Although ketoconazole proved to be effective in this study, some studies disagree (Chopin et al. 1997; Ledbetter et al. 2007). Ketoconazole is poorly absorbed orally in horses, unless it is administered daily via stomach tube with hydrochloric acid. Furthermore, it inhibits hepatic P450 enzymes reducing enzymic breakdown of other drugs.
Most fungal isolates in this study were identified to species level based on their morphological criteria. Sequencing of the ITS region of the 23sRNA gene was done on representative isolates or those that could not be identified to species level. Both methods only identify to species level. Morphological identification is cheaper but requires a high level of mycological skills as the fungi must be encouraged in a variety of ways to produce fruiting bodies for identification purposes. Sequencing is technically simpler, but more expensive and cannot be carried out in house.
A weakness of our study was the number of fungi isolates tested for MIC was small, so, there might be a chance that these fungi were clonally related. The geographical range used in this study is small, only representing the Townsville region, and additional studies are needed to be able to represent the entire North Queensland. In vitro testing of fungi isolates provides relative but not an absolute indication of clinical response. The concentration of drugs achievable in the cornea might differ according to the pharmacokinetic and pharmacodynamic properties of the medications used.

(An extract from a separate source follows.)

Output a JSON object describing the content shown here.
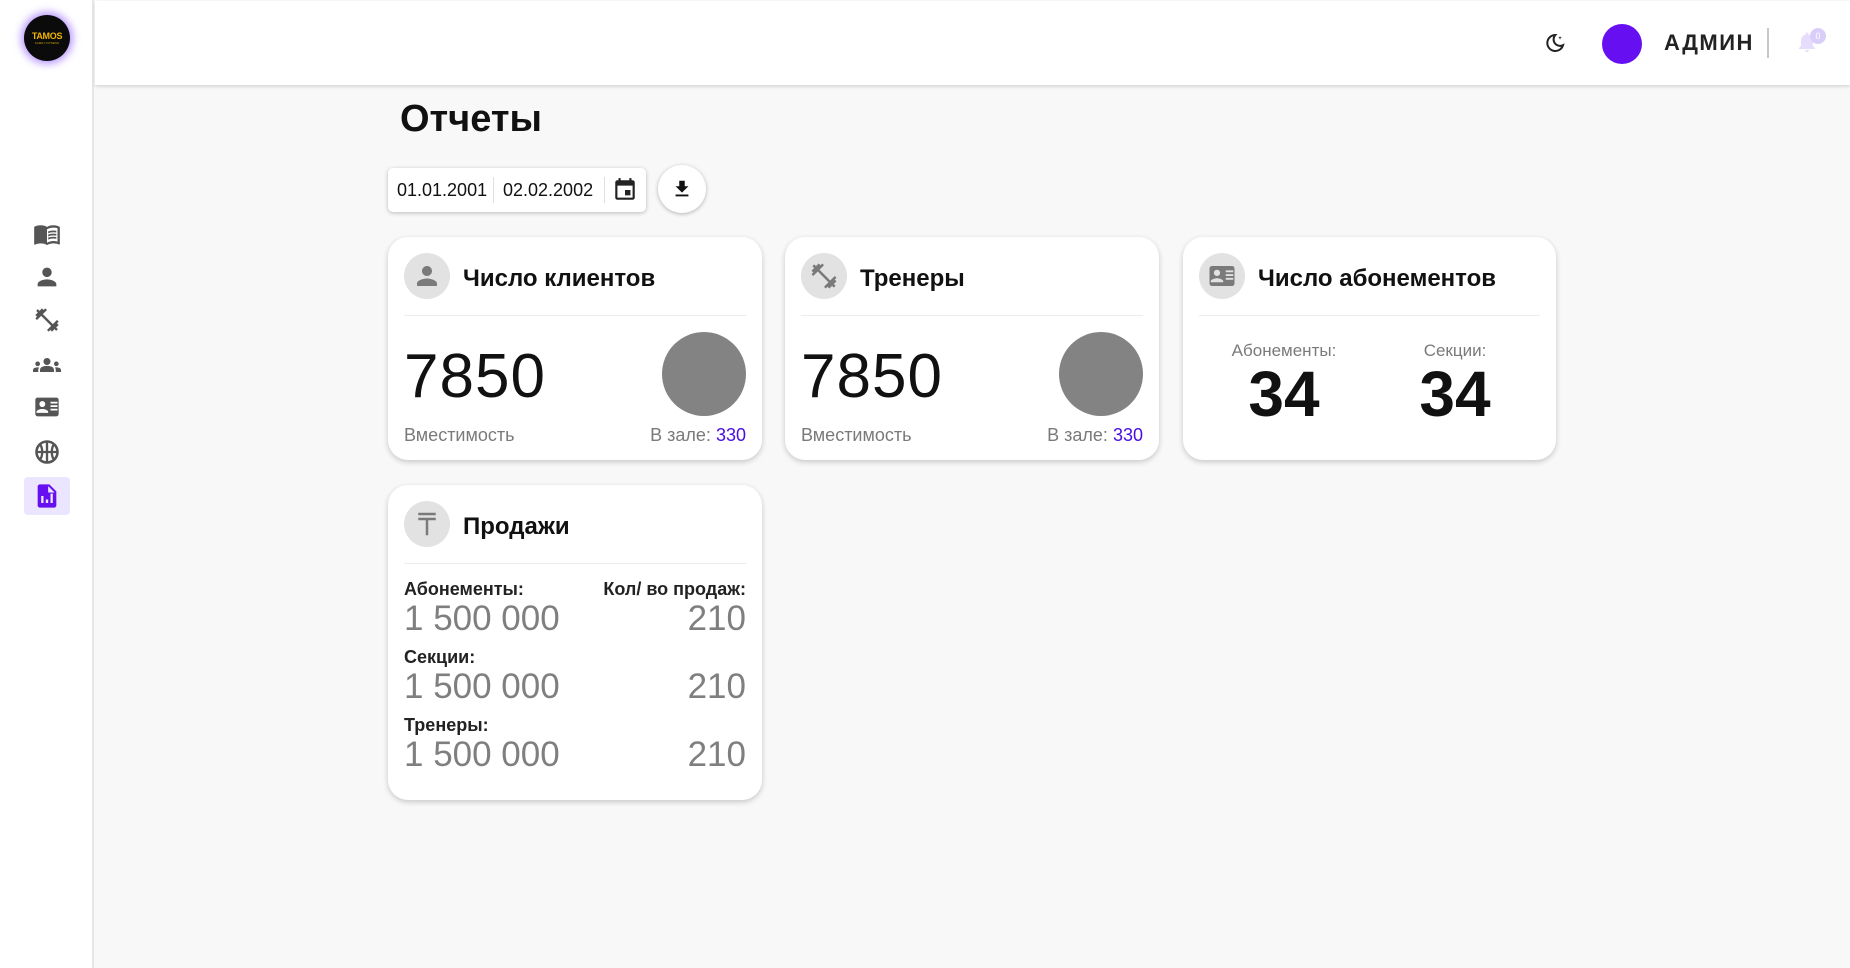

Additionally, host factors (immune responses and genetics) play a role in the in vivo effectiveness of the treatment (Hampson et al. 2019; Pearce et al. 2009). Moreover, the standardized in vitro criteria are not well established in horses for MIC testing, impeding the interpretation of the relationship between the MIC result and clinical outcomes. This method can only forecast the in vivo efficacy of antifungal drugs and the correlation between in vitro testing and successful in vivo treatment of fungi is not well established (Espinel-Ingroff 2003; Odds et al. 1998). Nevertheless, these MIC results can help clinicians when susceptibility tests are not available and as a preliminary guide in choosing the therapeutic protocol for equine keratomycosis and add to the information on fungal flora found in the eyes of horses living in tropical regions of the world.